The Grand Design, reflected in the face of Chaos...it's a fluke!
#4
Posted 2005-August-26, 12:22
excellent idea... then you can find out at end of tourney who you played with
"Paul Krugman is a stupid person's idea of what a smart person sounds like." Newt Gingrich (paraphrased)
#5 Guest_Jlall_*
Posted 2005-August-26, 12:23
lol afterwards youre like...crap whyd i hog the dummy from fred g
#6
Posted 2005-August-26, 16:09
I think this would be a fun idea, but my wish would be to have some minimum standard in terms of bridge skills, just basic knowledge, in order to participate. Otherwise, one runs the risk of skewing results based on how many hands one person winds up playing with "extremely weak players" compared to how many another person plays with the less-experienced players (using most people's standards: in my experience, many expert/ professional/ world class players consider most other player to be extremely weak). Systematically seeding the field will result in some predictable pattern of player skill level, and using random placement might run the above-mentioned risk. Now, running a series of such games with the overall results/ placements being based on performance over the course of several sessions might reduce this risk.
"That's my story, and I'm sticking to it!"
#7
Posted 2005-August-26, 16:29
Double !, on Aug 27 2005, 01:09 AM, said:
I think this would be a fun idea, but my wish would be to have some minimum standard in terms of bridge skills, just basic knowledge, in order to participate. Otherwise, one runs the risk of skewing results based on how many hands one person winds up playing with "extremely weak players" compared to how many another person plays with the less-experienced players
The variance that you discuss is not specific to a blind individual.
Any seeding system requires accurate ratings
There really isn't any "good" solution to this problem other than having balanced movements
Alderaan delenda est
#8
Posted 2005-August-26, 16:49
hrothgar, on Aug 26 2005, 05:29 PM, said:
Double !, on Aug 27 2005, 01:09 AM, said:
I think this would be a fun idea, but my wish would be to have some minimum standard in terms of bridge skills, just basic knowledge, in order to participate.
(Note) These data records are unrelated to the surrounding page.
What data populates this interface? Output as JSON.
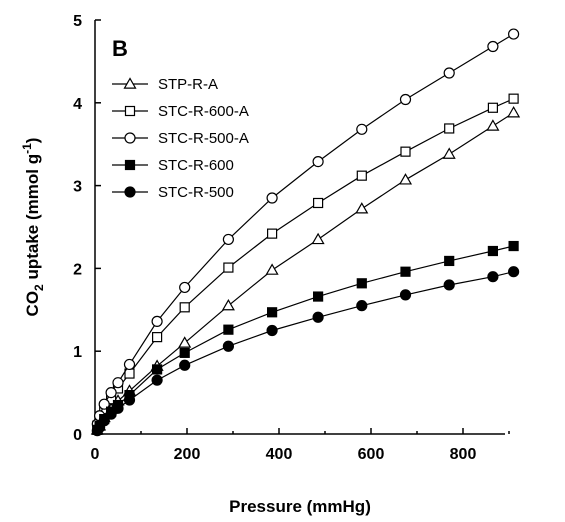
{
  "chart_data": {
    "type": "scatter",
    "panel_label": "B",
    "xlabel": "Pressure (mmHg)",
    "ylabel": {
      "prefix": "CO",
      "sub": "2",
      "middle": " uptake (mmol g",
      "sup": "-1",
      "suffix": ")"
    },
    "xlim": [
      0,
      950
    ],
    "ylim": [
      0,
      5
    ],
    "xticks": [
      0,
      200,
      400,
      600,
      800
    ],
    "yticks": [
      0,
      1,
      2,
      3,
      4,
      5
    ],
    "grid": false,
    "legend_position": "top-left",
    "series": [
      {
        "name": "STP-R-A",
        "marker": "triangle-open",
        "x": [
          5,
          10,
          20,
          35,
          50,
          75,
          135,
          195,
          290,
          385,
          485,
          580,
          675,
          770,
          865,
          910
        ],
        "y": [
          0.05,
          0.1,
          0.2,
          0.3,
          0.4,
          0.52,
          0.82,
          1.1,
          1.55,
          1.98,
          2.35,
          2.72,
          3.07,
          3.38,
          3.72,
          3.88
        ]
      },
      {
        "name": "STC-R-600-A",
        "marker": "square-open",
        "x": [
          5,
          10,
          20,
          35,
          50,
          75,
          135,
          195,
          290,
          385,
          485,
          580,
          675,
          770,
          865,
          910
        ],
        "y": [
          0.1,
          0.18,
          0.3,
          0.42,
          0.55,
          0.73,
          1.17,
          1.53,
          2.01,
          2.42,
          2.79,
          3.12,
          3.41,
          3.69,
          3.94,
          4.05
        ]
      },
      {
        "name": "STC-R-500-A",
        "marker": "circle-open",
        "x": [
          5,
          10,
          20,
          35,
          50,
          75,
          135,
          195,
          290,
          385,
          485,
          580,
          675,
          770,
          865,
          910
        ],
        "y": [
          0.12,
          0.22,
          0.36,
          0.5,
          0.62,
          0.84,
          1.36,
          1.77,
          2.35,
          2.85,
          3.29,
          3.68,
          4.04,
          4.36,
          4.68,
          4.83
        ]
      },
      {
        "name": "STC-R-600",
        "marker": "square-filled",
        "x": [
          5,
          10,
          20,
          35,
          50,
          75,
          135,
          195,
          290,
          385,
          485,
          580,
          675,
          770,
          865,
          910
        ],
        "y": [
          0.05,
          0.1,
          0.18,
          0.27,
          0.35,
          0.47,
          0.78,
          0.98,
          1.26,
          1.47,
          1.66,
          1.82,
          1.96,
          2.09,
          2.21,
          2.27
        ]
      },
      {
        "name": "STC-R-500",
        "marker": "circle-filled",
        "x": [
          5,
          10,
          20,
          35,
          50,
          75,
          135,
          195,
          290,
          385,
          485,
          580,
          675,
          770,
          865,
          910
        ],
        "y": [
          0.04,
          0.08,
          0.16,
          0.24,
          0.31,
          0.41,
          0.65,
          0.83,
          1.06,
          1.25,
          1.41,
          1.55,
          1.68,
          1.8,
          1.9,
          1.96
        ]
      }
    ]
  }
}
Otherwise, one runs the risk of skewing results based on how many hands one person winds up playing with "extremely weak players" compared to how many another person plays with the less-experienced players
The variance that you discuss is not specific to a blind individual.
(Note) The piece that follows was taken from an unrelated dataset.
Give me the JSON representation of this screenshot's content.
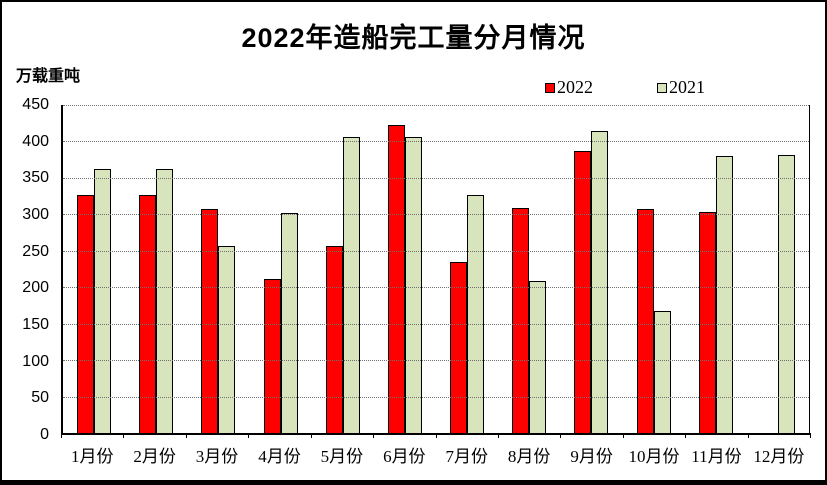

Any seeding system requires accurate ratings
There really isn't any "good" solution to this problem other than having balanced movements
I am not a math/ stat. expert, but I sort of knew what you said. That's why i suggested multiple sampling (several sessions).
BTW, a belated happy birthday.
And, welcome back from Oz. You and the other V'graph operators did an outstanding job. All you guys (and lady) deserve a lot of credit, thanks, and money. Oh, well, 2 outta 3 ain't bad.
"That's my story, and I'm sticking to it!"